A doorstop book, at 753 pages including notes and index, with an equally imposing title, published in 2022. The author has an impressive record in leading London publishing houses, as well as writing and lecturing. He is also five times UK national sabre champion!

So this is a book of historiography by someone who is not a standard academic: the subtitle, “The Storytellers Who Shaped The Past”, indicates the approach is not strictly traditional scholarly, the role of fiction and fictional methods in historical representation is given scope.

There are twenty-two chapters which follow a generally chronological scheme, with thematic diversions, e.g. a chapter on Macaulay to von Ranke, followed by one on “Novelists as Past Masters”. Also the individuals discussed are not just professional historians: from Julius Ceasar through journalists like the legendary William Howard Russell to contemporary T.V. history presenters, e.g. Simon Schama, who is a professional, but with a popular storytelling literary approach. The selection of individuals whilst broad is personal to Cohen, who is an assertive writer.

The emphasis is on the biographical detail of each historian, or storyteller. Essentially the book is a long string of potted biographies. The detail is fascinating and comes at the reader in a cascade, associated biographies melding with each other. It is rather like being shown around an interesting art gallery by a guide in a hurry who keeps looking at their watch.
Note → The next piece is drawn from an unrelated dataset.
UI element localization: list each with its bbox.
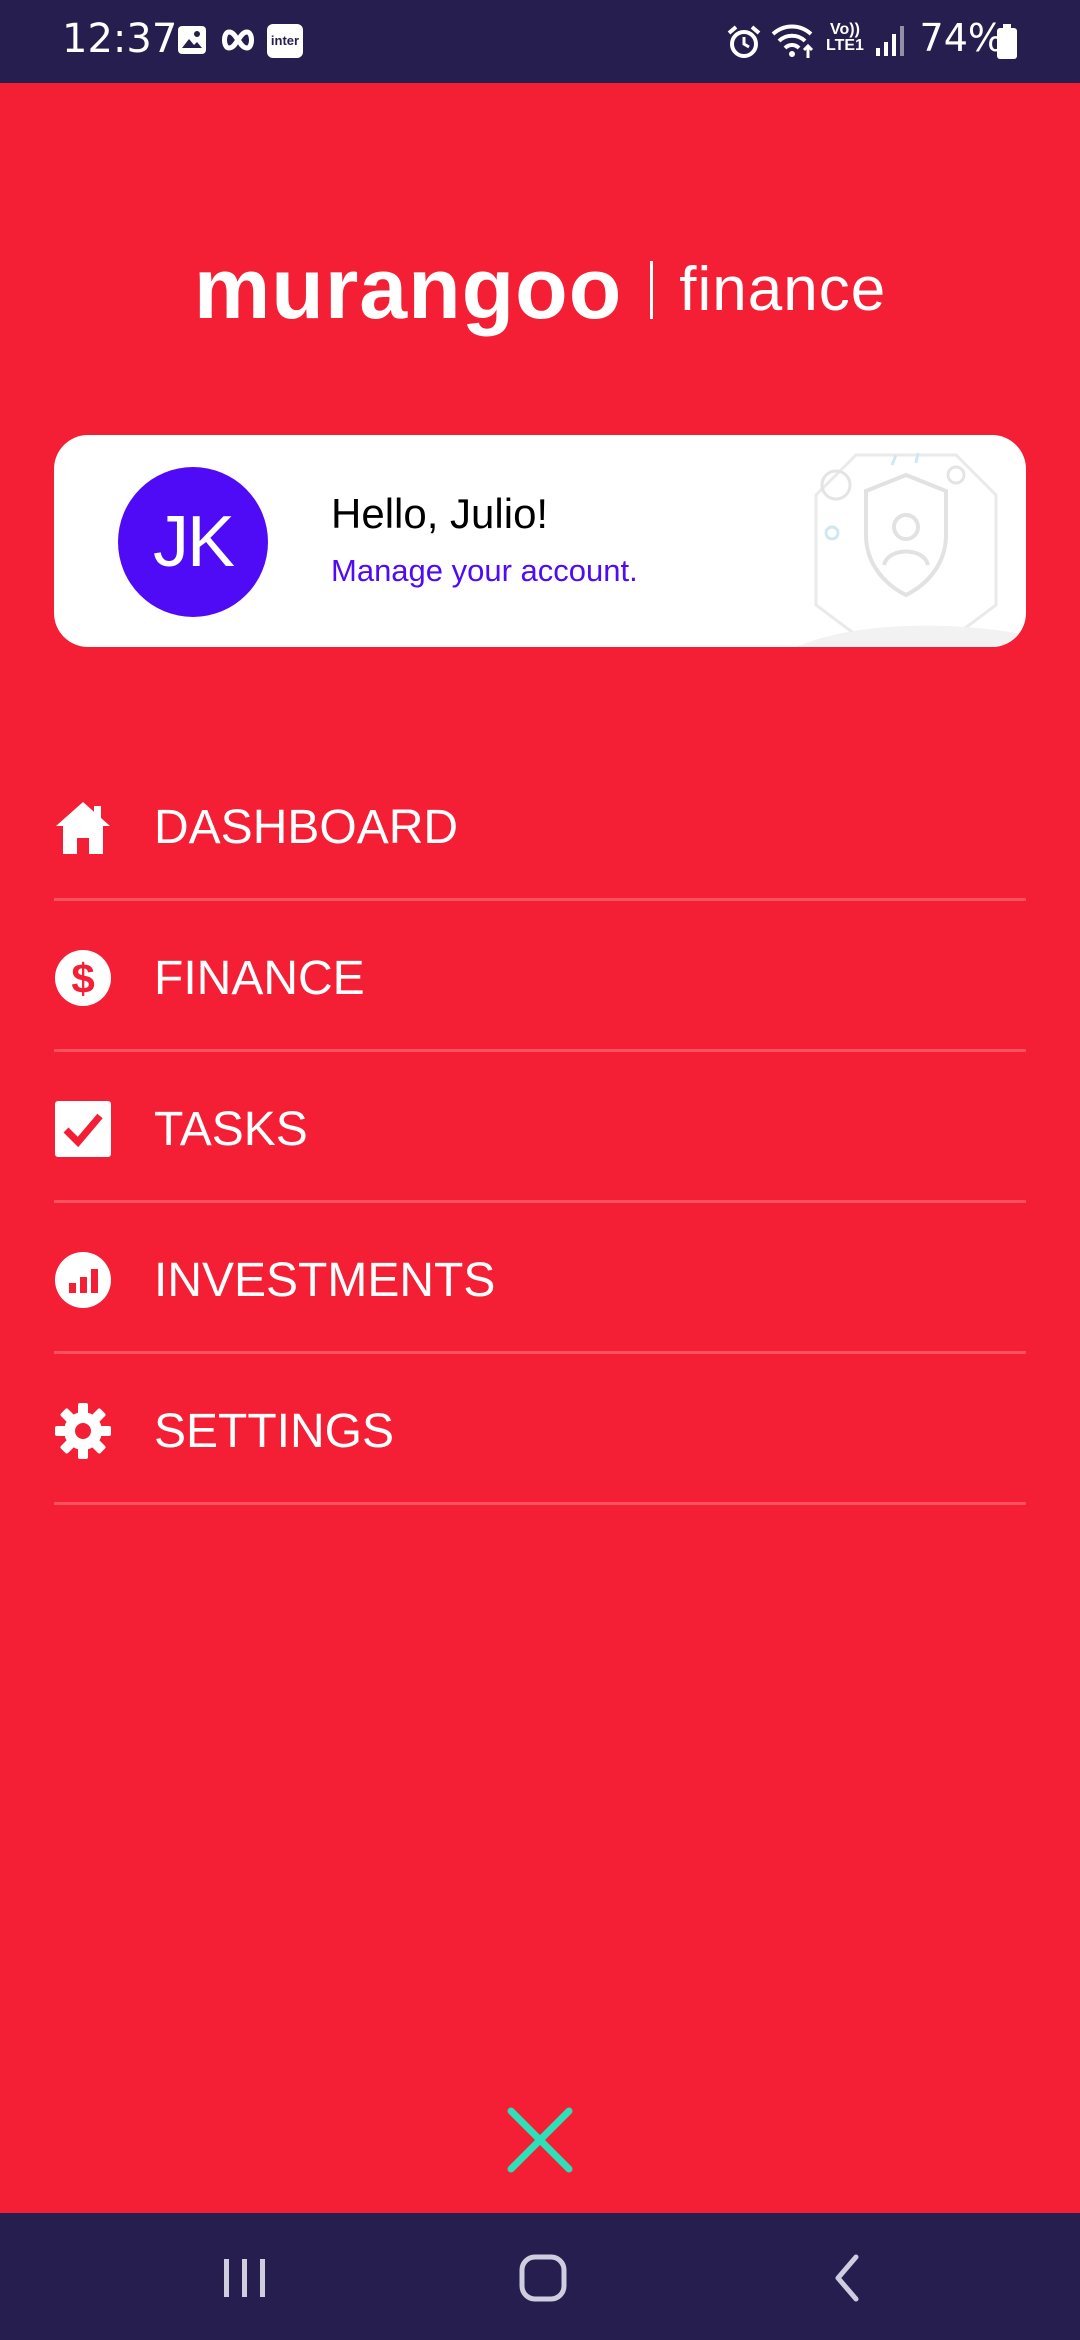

As I understand it, the book was not initially released in the USA as the publisher there wanted more coverage of black history and historians. This led to an extra 18,000 words being added, including a separate chapter covering historians George W. Williams to Ibram X. Kendi. There is also a separate chapter on key women historians clumsily called “Herstory”, covering Ban Zhao to Mary Beard. In contrast many of the professional spats of the likes of A.J.P. Taylor (controversialist), Hugh Trevor-Roper (hubris and humiliation) and David Starkey (cancelled) seem like entitled pillow fighting and comic relief.

This book is full of anecdotes and quotes, there are forty-five pages of index. Work by Hilary Mantel is representative of the current meeting of historical research and fiction, she says, “history is not the past-it is the method we’ve evolved of organising our ignorance of the past…it’s what left in the sieve when the centuries have run through it.”

A notable ramble around people who wrote history and in doing so made it. A good reference source and read.